I’ve tried swapping drives, but the same issue. The only node I did not have this issue on, was the node that had the UCSC-SAS-M5 HBA versus the UCSC-MRAID-M5 controller. No clue why, the drives are in JBOD mode. After not being able to successfully copy files, and those being stable, decided to try again. I had successfully gotten Nutanix Move to deploy and boot. But then I went and put a node in maintenance mode to reboot it. All hell let lose. Could not go into maintenance mode, Nutanix Move would not start, and the one VM that I had test moved over, would not start.
Done. Done. Done. I speak with my associates, and tell them one more day of slowness, if I can’t get it stable, I will revert back to ESXi.
Try 2: No HBA Passthrough
So I try again. I start all over. I reinstall everything. As above, setup networking, start the cluster, wait about 15-20 minutes. First thing I see when I login to Prism is 4 hosts in critical. The Storage Controller on 3 out of 4 nodes was Down. Different node this time, which is odd because the node that was working the first time, I didn’t change anything. I changed around the drives on the others.

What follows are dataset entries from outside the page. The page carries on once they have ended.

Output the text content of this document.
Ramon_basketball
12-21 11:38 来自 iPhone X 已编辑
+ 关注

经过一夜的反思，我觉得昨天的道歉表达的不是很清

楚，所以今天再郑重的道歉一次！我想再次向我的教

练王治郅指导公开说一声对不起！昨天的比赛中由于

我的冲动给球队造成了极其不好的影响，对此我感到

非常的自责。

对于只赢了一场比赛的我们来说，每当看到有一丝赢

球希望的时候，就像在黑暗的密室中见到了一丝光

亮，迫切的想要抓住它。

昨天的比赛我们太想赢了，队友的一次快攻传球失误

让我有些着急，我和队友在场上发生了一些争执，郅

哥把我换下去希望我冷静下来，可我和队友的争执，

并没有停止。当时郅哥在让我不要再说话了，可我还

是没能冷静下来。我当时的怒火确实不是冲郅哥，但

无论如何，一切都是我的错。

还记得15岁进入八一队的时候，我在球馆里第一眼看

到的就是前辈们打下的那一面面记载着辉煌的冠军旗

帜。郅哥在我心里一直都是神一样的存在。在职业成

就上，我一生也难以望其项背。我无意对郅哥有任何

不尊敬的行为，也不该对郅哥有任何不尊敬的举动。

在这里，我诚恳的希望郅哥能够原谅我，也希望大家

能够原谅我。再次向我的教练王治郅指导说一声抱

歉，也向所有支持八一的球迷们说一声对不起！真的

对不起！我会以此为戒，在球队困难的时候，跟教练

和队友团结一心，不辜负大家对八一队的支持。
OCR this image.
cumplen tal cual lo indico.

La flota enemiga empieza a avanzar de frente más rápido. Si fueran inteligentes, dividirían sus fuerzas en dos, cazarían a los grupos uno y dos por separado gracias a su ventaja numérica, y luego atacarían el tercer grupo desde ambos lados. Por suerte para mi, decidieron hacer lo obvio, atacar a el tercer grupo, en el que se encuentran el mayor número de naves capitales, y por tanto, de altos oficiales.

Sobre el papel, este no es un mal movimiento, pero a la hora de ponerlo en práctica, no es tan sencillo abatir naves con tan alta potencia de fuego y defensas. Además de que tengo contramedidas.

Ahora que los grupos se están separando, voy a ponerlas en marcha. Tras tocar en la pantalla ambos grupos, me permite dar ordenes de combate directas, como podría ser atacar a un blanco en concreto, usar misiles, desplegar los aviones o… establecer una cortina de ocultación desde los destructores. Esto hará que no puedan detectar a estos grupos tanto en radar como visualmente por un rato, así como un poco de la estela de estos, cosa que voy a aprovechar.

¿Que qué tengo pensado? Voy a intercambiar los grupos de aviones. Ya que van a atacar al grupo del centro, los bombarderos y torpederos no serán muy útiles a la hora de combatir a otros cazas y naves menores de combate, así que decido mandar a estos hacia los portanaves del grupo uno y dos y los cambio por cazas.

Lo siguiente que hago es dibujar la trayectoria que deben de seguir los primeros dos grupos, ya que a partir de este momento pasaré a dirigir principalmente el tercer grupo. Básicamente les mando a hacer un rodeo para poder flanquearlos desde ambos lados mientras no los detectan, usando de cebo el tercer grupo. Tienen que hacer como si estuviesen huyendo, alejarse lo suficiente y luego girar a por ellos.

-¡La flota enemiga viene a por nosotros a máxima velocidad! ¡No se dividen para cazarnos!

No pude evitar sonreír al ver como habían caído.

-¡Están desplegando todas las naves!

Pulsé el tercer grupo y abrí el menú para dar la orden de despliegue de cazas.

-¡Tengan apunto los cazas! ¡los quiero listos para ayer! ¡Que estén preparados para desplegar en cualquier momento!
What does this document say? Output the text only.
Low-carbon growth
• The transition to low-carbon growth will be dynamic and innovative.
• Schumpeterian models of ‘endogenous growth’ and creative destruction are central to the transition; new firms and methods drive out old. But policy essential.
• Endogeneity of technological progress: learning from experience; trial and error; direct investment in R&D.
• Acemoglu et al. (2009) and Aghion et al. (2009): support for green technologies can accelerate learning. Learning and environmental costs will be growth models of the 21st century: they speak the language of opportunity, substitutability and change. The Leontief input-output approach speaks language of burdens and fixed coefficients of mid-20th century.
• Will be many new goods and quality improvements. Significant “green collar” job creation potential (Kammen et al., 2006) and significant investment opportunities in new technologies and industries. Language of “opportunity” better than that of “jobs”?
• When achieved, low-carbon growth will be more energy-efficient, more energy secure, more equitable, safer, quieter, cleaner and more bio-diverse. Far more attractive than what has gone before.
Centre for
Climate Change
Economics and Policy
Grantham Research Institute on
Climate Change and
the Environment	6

But same issues. This time, cannot even deploy Nutanix Move. After about an hour of trying, I knew I had to get busy on re-installing ESXi. Reason I say reinstall is, 1) I had already destroyed the drives my vSAN ESA cluster was on, and while I do have backup of the ESXi configs, since I am changing a few things, renumbering, etc, I might as well reinstall. Total time to get all 4 nodes imaged, running, and connected back to vCenter? Less than an hour. Now, I still have to do the configuring, but still. In about 75 minutes, I was moving workloads back over.
Distributed Switches, iSCSI, affinity rules, testing HA and DRS. Total time, 2.5 hours and my cluster was humming along like nothing ever happened. No more host memory errors due to running all my workloads on 2 nodes…
So, I’m back to ESXi. I’m actually happy about it. I got to correct some things I did not like from my previous cluster. Cleaned up my distributed switches, moved the ESXi boot directory and esxdata to a drive that’s not on the same HBA. The M4 is gone, and life is good again.
Will I try Nutanix Again?
Of course. I’m thinking of getting 2-4 SFF PCs, all NVMe. Nothing fancy. Just to learn the platform. I’m disappointed that I could not get everything going, but I couldn’t keep causing slowdowns to my workloads. I’ve thought about getting the HBA Nutanix expects, go all NVMe and trying again. Who knows.
Oh, for those who are wondering — I did try the Foundation way of installing. That has strict requirements. I tried editing the python scripts that run to install, but I just didn’t have enough time to try to find where the /root/.python whatever directories are initially stored, or how they are created to make modifications to the layout.py files, etc. I had hacked Foundation quite a bit, but just got tired. If I get the expected equipment, I may try again.